We performed K-Means clustering on joint components of the PCA on numerical data (six significant components, Fig. 2 B, blue components) and MCA on categorical data (two significant components). Results for all PCAs and MCAs are presented in the supplementary section Results PCA and MCA. Clustering with only two clusters did not successfully separate patients and controls. Using three clusters, resulted in 87% of controls (Note: Percentages are presented in relation to specific group, and in relation to the individuals of the cluster) classified in cluster 1, however, also patients were assigned to this cluster (34% of affective and 19% of non-affective patients). Performing K-Means clustering with four clusters, yielded a cluster that comprised 83% of control subjects, with fewer patients, specifically 28% of affective and 16% of non-affective patients. K-means clustering revealed that separation of affective and non-affective patients was challenging (Fig. 2E,G upper). However, non-affective patients were more clearly separated from controls compared to affective patients: for three (four) clusters 34% (28%) of affective and 19% (16%) of non-affective patients were situated in cluster 1 with 87% (83%) of controls.

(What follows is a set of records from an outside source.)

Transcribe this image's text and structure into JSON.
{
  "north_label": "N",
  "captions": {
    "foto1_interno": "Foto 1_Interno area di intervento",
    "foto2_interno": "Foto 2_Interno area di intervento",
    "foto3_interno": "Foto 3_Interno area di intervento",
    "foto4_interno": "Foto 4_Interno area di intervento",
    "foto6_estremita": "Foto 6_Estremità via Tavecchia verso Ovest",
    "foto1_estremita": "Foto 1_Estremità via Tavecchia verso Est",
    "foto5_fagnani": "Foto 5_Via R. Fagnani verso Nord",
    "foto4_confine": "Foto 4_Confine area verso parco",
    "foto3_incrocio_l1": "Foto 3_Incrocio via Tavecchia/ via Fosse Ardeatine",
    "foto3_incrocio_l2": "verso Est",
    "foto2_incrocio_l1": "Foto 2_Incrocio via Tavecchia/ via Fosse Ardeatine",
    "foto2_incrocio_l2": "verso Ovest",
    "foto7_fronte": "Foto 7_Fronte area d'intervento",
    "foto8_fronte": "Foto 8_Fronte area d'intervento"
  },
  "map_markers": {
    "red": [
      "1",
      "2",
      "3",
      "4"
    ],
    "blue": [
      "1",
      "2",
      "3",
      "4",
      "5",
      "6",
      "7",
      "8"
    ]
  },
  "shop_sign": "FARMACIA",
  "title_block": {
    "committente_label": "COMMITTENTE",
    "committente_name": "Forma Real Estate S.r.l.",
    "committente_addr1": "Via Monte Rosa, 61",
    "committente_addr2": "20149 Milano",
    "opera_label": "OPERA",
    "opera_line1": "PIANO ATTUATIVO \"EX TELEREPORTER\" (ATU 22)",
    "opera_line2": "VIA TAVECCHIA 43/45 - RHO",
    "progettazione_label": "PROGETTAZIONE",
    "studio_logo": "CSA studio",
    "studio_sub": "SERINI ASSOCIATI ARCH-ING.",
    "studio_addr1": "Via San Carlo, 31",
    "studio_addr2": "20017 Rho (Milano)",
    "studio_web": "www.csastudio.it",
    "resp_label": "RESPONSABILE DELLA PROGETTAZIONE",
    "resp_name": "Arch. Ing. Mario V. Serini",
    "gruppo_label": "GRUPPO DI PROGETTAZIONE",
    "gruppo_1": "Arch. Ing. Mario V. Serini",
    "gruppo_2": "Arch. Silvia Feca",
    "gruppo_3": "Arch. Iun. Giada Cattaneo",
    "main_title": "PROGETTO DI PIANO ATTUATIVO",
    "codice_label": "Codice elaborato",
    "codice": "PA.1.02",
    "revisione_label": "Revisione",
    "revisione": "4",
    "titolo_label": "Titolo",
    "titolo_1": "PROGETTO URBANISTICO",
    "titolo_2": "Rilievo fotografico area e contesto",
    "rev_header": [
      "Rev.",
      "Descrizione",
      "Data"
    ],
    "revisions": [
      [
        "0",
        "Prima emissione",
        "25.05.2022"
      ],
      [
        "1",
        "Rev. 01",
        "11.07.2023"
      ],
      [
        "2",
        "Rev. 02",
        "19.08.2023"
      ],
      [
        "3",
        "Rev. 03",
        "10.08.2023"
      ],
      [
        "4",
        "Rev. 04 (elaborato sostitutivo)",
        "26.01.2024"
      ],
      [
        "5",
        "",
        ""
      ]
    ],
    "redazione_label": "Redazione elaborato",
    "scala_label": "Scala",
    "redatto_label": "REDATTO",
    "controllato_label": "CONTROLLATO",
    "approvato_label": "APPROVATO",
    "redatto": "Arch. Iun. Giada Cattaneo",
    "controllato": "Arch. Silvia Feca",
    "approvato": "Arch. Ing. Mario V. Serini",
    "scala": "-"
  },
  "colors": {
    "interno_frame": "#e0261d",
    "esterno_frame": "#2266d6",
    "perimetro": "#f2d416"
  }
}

Performing spectral clustering on the preprocessed data allowed a more successful separation of patients and control when clustering with two clusters (Fig. 2F,G lower). Although a separation of affective and non-affective patients was still not possible with spectral clustering, clustering with four clusters identified a subgroup containing 32% of the non-affective patients which has minimal overlap with the affective patients (2%) and controls (2%).
3.2 Brain Data
We performed subject-based correlations of the raw grey matter volume and examined the variance of subject-based correlations for each group (Fig. 3, brain regions included in morphometric networks are described in supplementary section 4.2 Brain Data).
Fig. 4A indicates that subject groups show a similar homogeneity. Variance between groups did not differ significantly. Mean correlation coefficients were only significantly different between control and affective subjects, with correlations significantly smaller within controls (T-test: t11896 =6.88, p < 0.001). Feature correlations of grey matter values within each group revealed highest correlation within non-affective compared to controls (T-test: t1798 = 22.09, p <0.001) and affective (t1798 =22.09, p < 0.001) and lowest correlations of features within controls (t1798 =11.50, p < 0.001) (Supplement, Fig. 3).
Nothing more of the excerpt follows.